Now the smile relaxed and her eyes deepened into pools of blue. “Lily. My name is Lily. Your friendship is most welcome.”

He exhaled in relief. “Lily.” The name was melodic on his tongue. “Until we meet once more.”

He waited until she was safely inside and then ambled toward his quarters. The sun was full now on the horizon, and morning activity buzzed all around him. But he was ignorant of it, lost in the memories of his mother, the horrors of battle and of the one person who might either understand it all or condemn him. Lily.

Chapter Five

On an afternoon in late April, Rose, Lily and two lieutenants’ wives, Carrie Smythe and Virginia Brown, gathered around Effie Hurlburt’s dining room table to sew bandages for the hospital. Talk ranged from the gardens they planned to variations on bean recipes. Effie, ever cheerful, laughed when they complained of the upcoming heat of summer. “You cannot stop the seasons in their turn. Just as the cold winds blew in January, so July will become an oven. Best not to let either overwhelm your spirit.”

Lily acknowledged Effie’s sound advice even as she felt weighed down by the prospects of boiling temperatures. “I wish I shared your optimistic nature,” she said.

“Bother. It’s all in what you decide—life is either a pleasure and an opportunity or a dismal ordeal to be endured.”

Carrie shrugged. “You are undoubtedly right, but there are days it is hard to keep positive.”

“I think what Mrs.

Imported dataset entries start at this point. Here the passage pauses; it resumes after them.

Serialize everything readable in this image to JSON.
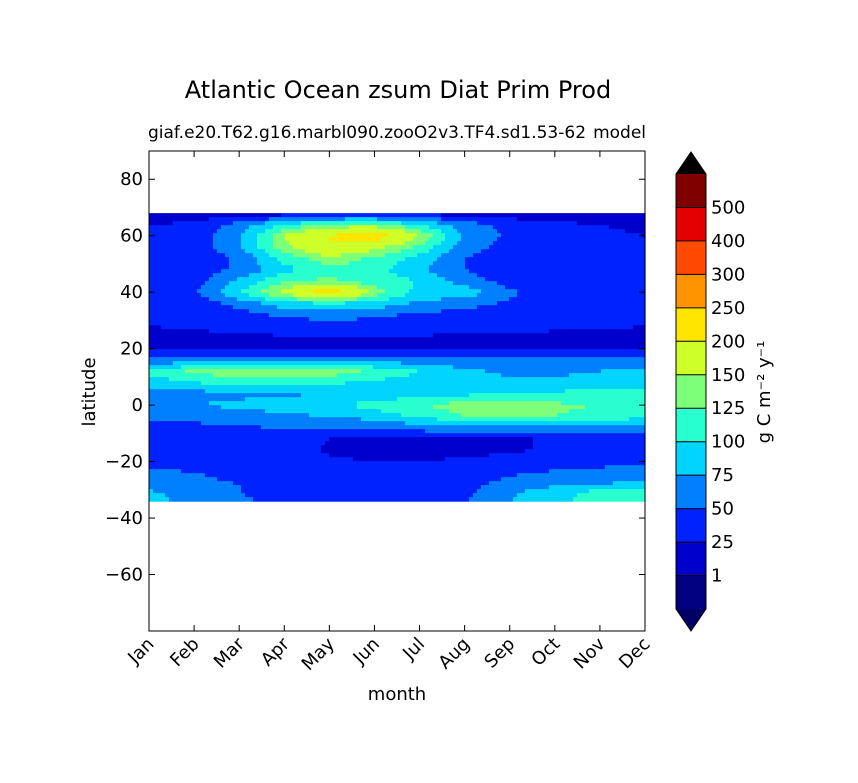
{
  "chart_data": {
    "type": "heatmap",
    "title": "Atlantic Ocean zsum Diat Prim Prod",
    "subtitle_left": "giaf.e20.T62.g16.marbl090.zooO2v3.TF4.sd1.53-62",
    "subtitle_right": "model",
    "xlabel": "month",
    "ylabel": "latitude",
    "x_ticks": [
      "Jan",
      "Feb",
      "Mar",
      "Apr",
      "May",
      "Jun",
      "Jul",
      "Aug",
      "Sep",
      "Oct",
      "Nov",
      "Dec"
    ],
    "xlim": [
      0,
      11
    ],
    "ylim": [
      -80,
      90
    ],
    "y_ticks": [
      80,
      60,
      40,
      20,
      0,
      -20,
      -40,
      -60
    ],
    "y_tick_labels": [
      "80",
      "60",
      "40",
      "20",
      "0",
      "−20",
      "−40",
      "−60"
    ],
    "data_extent_lat": [
      -34,
      68
    ],
    "colorbar": {
      "label": "g C m⁻² y⁻¹",
      "extend": "both",
      "levels": [
        0,
        1,
        25,
        50,
        75,
        100,
        125,
        150,
        200,
        250,
        300,
        400,
        500,
        600
      ],
      "tick_labels": [
        "1",
        "25",
        "50",
        "75",
        "100",
        "125",
        "150",
        "200",
        "250",
        "300",
        "400",
        "500"
      ],
      "colors": [
        "#000080",
        "#0000cd",
        "#0022ff",
        "#0080ff",
        "#00d4ff",
        "#29ffce",
        "#7dff7a",
        "#ceff29",
        "#ffe500",
        "#ff9400",
        "#ff4a00",
        "#e40000",
        "#800000"
      ],
      "under_color": "#000066",
      "over_color": "#000000"
    },
    "field_lat": [
      68,
      64,
      60,
      56,
      52,
      48,
      44,
      40,
      36,
      32,
      28,
      24,
      20,
      16,
      12,
      8,
      4,
      0,
      -4,
      -8,
      -12,
      -16,
      -20,
      -24,
      -28,
      -31,
      -34
    ],
    "field_values": [
      [
        5,
        6,
        8,
        10,
        12,
        14,
        14,
        12,
        10,
        8,
        6,
        5
      ],
      [
        25,
        30,
        60,
        100,
        130,
        130,
        100,
        60,
        40,
        30,
        25,
        20
      ],
      [
        30,
        35,
        70,
        150,
        200,
        230,
        150,
        70,
        45,
        35,
        30,
        25
      ],
      [
        30,
        35,
        70,
        140,
        200,
        160,
        120,
        60,
        40,
        30,
        28,
        26
      ],
      [
        28,
        30,
        55,
        110,
        140,
        120,
        90,
        50,
        35,
        28,
        26,
        25
      ],
      [
        28,
        35,
        55,
        90,
        120,
        110,
        80,
        50,
        35,
        28,
        27,
        26
      ],
      [
        30,
        40,
        80,
        120,
        130,
        110,
        100,
        60,
        40,
        30,
        28,
        27
      ],
      [
        35,
        45,
        100,
        160,
        230,
        140,
        90,
        90,
        55,
        35,
        30,
        28
      ],
      [
        30,
        35,
        60,
        90,
        100,
        90,
        70,
        60,
        45,
        32,
        28,
        27
      ],
      [
        26,
        28,
        40,
        55,
        60,
        55,
        45,
        40,
        35,
        28,
        27,
        26
      ],
      [
        25,
        26,
        30,
        35,
        40,
        38,
        35,
        32,
        30,
        27,
        26,
        25
      ],
      [
        22,
        22,
        22,
        23,
        24,
        24,
        23,
        22,
        22,
        22,
        22,
        22
      ],
      [
        22,
        22,
        22,
        22,
        22,
        22,
        22,
        22,
        22,
        22,
        22,
        22
      ],
      [
        55,
        60,
        65,
        70,
        70,
        65,
        60,
        55,
        55,
        55,
        55,
        55
      ],
      [
        110,
        130,
        145,
        145,
        140,
        120,
        100,
        80,
        70,
        70,
        75,
        80
      ],
      [
        85,
        100,
        110,
        110,
        105,
        95,
        90,
        85,
        80,
        80,
        85,
        90
      ],
      [
        60,
        65,
        70,
        72,
        75,
        80,
        90,
        95,
        100,
        105,
        110,
        110
      ],
      [
        70,
        75,
        80,
        85,
        95,
        110,
        125,
        135,
        135,
        130,
        125,
        120
      ],
      [
        55,
        55,
        65,
        70,
        75,
        85,
        105,
        125,
        130,
        125,
        115,
        110
      ],
      [
        45,
        45,
        48,
        50,
        52,
        55,
        60,
        65,
        70,
        70,
        65,
        60
      ],
      [
        40,
        38,
        35,
        30,
        25,
        25,
        25,
        25,
        25,
        25,
        26,
        28
      ],
      [
        38,
        35,
        32,
        28,
        24,
        23,
        23,
        23,
        24,
        26,
        30,
        32
      ],
      [
        45,
        40,
        35,
        30,
        26,
        25,
        25,
        26,
        28,
        32,
        40,
        45
      ],
      [
        55,
        50,
        45,
        40,
        35,
        30,
        30,
        32,
        45,
        55,
        60,
        60
      ],
      [
        60,
        55,
        50,
        45,
        42,
        35,
        35,
        40,
        60,
        70,
        75,
        80
      ],
      [
        80,
        60,
        50,
        45,
        42,
        35,
        35,
        45,
        70,
        90,
        110,
        115
      ],
      [
        85,
        65,
        52,
        46,
        42,
        36,
        36,
        48,
        75,
        95,
        110,
        112
      ]
    ]
  }
}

Hurlburt is trying to say,” Rose interjected, “is that it serves no purpose to let conditions we can’t control alter our natures.”

Lily lowered her eyes to her sewing. Was her sister criticizing her desire to escape the frontier? In fairness, each single day was bearable, made sweeter by proximity to her family. But taken in total, day after day of this existence with no end in sight ravaged her soul. Boredom was the greatest enemy. Perhaps she should be grateful for her work at the hospital, the occasional conversations with people like Effie and Caleb and the solace of a good book.